(This is a problem with Eclipse Checkstyle Plug-in 6.1.0.201411141422, but this Milestone is not available in the Milestone pulldown.)
I'm running Eclipse 4.4.1.M20140925-0400 (Luna) on Ubuntu 14.04 LTS with the 1.7 OpenJDK (OpenJDK Runtime Environment (IcedTea 2.5.3) (7u71-2.5.3-0ubuntu0.14.04.1)).
I have the 1.8 Oracle JDK installed separately (Java(TM) SE Runtime Environment (build 1.8.0_20-b26)), and configured in Eclipse as the default JRE.
Checkstyle is giving me these errors in the Problems view:
Got an exception - java.lang.UnsupportedClassVersionError: for/bar/baz/SomeException : Unsupported major.minor version 52.
Admittedly, this might not be a case you want to support: Running the IDE on JDK 1.7 while cross-compiling/developing for 1.8, For various (plugin compatibility) reasons, we want to run our IDE on 1.7 for now, but still be able to develop for 1.8.
If it so happens that supporting this cross-compilation (cross-version) scenario is simple enough to add to the Checkstyle Plug-in, I hope you would consider adding it in a future release.
Hi,
yes, this problem always occurs when running Eclipse (and therefore Checkstyle) with a lower JDK version than the project compile target.
The problem surfaces with 2 checks, JavadocMethod and RedundantThrows - as these are the only 2 checks resorting to loading classes from the project classpath (in order to figure out exception types).
The 1.7 JDK simply cannot load classes compiled for target 1.8 and sadly there's no fix for that except running Eclipse on 1.8 too. I would not expect this to cause any problems, actually.

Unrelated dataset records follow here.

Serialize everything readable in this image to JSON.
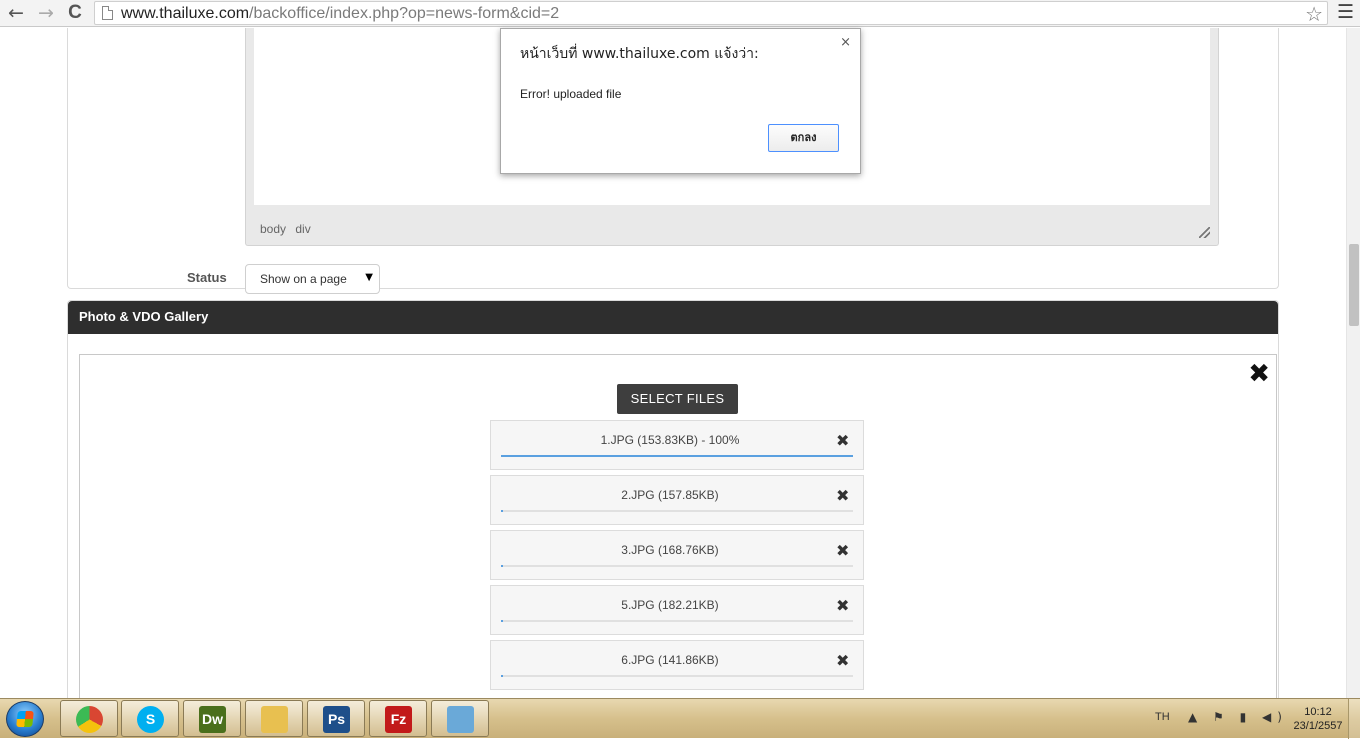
{
  "browser": {
    "url_host": "www.thailuxe.com",
    "url_path": "/backoffice/index.php?op=news-form&cid=2",
    "back_icon": "←",
    "forward_icon": "→",
    "reload_icon": "C",
    "star_icon": "☆",
    "menu_icon": "☰"
  },
  "editor": {
    "path": [
      "body",
      "div"
    ]
  },
  "status": {
    "label": "Status",
    "selected": "Show on a page",
    "caret": "▼"
  },
  "gallery": {
    "title": "Photo & VDO Gallery",
    "close_icon": "✖",
    "select_files_label": "SELECT FILES",
    "files": [
      {
        "name": "1.JPG (153.83KB) - 100%",
        "remove": "✖",
        "progress": 1.0
      },
      {
        "name": "2.JPG (157.85KB)",
        "remove": "✖",
        "progress": 0.005
      },
      {
        "name": "3.JPG (168.76KB)",
        "remove": "✖",
        "progress": 0.005
      },
      {
        "name": "5.JPG (182.21KB)",
        "remove": "✖",
        "progress": 0.005
      },
      {
        "name": "6.JPG (141.86KB)",
        "remove": "✖",
        "progress": 0.005
      }
    ]
  },
  "alert": {
    "title": "หน้าเว็บที่ www.thailuxe.com แจ้งว่า:",
    "close_icon": "×",
    "message": "Error! uploaded file",
    "ok_label": "ตกลง"
  },
  "taskbar": {
    "apps": [
      {
        "name": "chrome",
        "label": "",
        "color": "#d94632"
      },
      {
        "name": "skype",
        "label": "S",
        "color": "#00aff0"
      },
      {
        "name": "dreamweaver",
        "label": "Dw",
        "color": "#4a6f1c"
      },
      {
        "name": "explorer",
        "label": "",
        "color": "#e8c050"
      },
      {
        "name": "photoshop",
        "label": "Ps",
        "color": "#1e4f8a"
      },
      {
        "name": "filezilla",
        "label": "Fz",
        "color": "#c21a1a"
      },
      {
        "name": "notes",
        "label": "",
        "color": "#6aa9d8"
      }
    ],
    "lang": "TH",
    "tray_icons": "▲ ⚑ ▮ ◀)",
    "time": "10:12",
    "date": "23/1/2557"
  }
}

Even if Checkstyle wanted to support this scenario, they simply couldn't as this is a fundamental restriction of the Java VM.
In case you want to follow up on this, you might do better over at the Checkstyle core project itself, as this is just the Eclipse plugin project and the functionality triggering this problem is located in the Checkstyle core.
Kind regards,
Lars
The Checkstyle guys are planing on retiring their reliance on classloading for the 2 aforementioned checks (in fact RedundantThrows check was even removed in CS 6.2).
If that happens the problem won't exist anymore.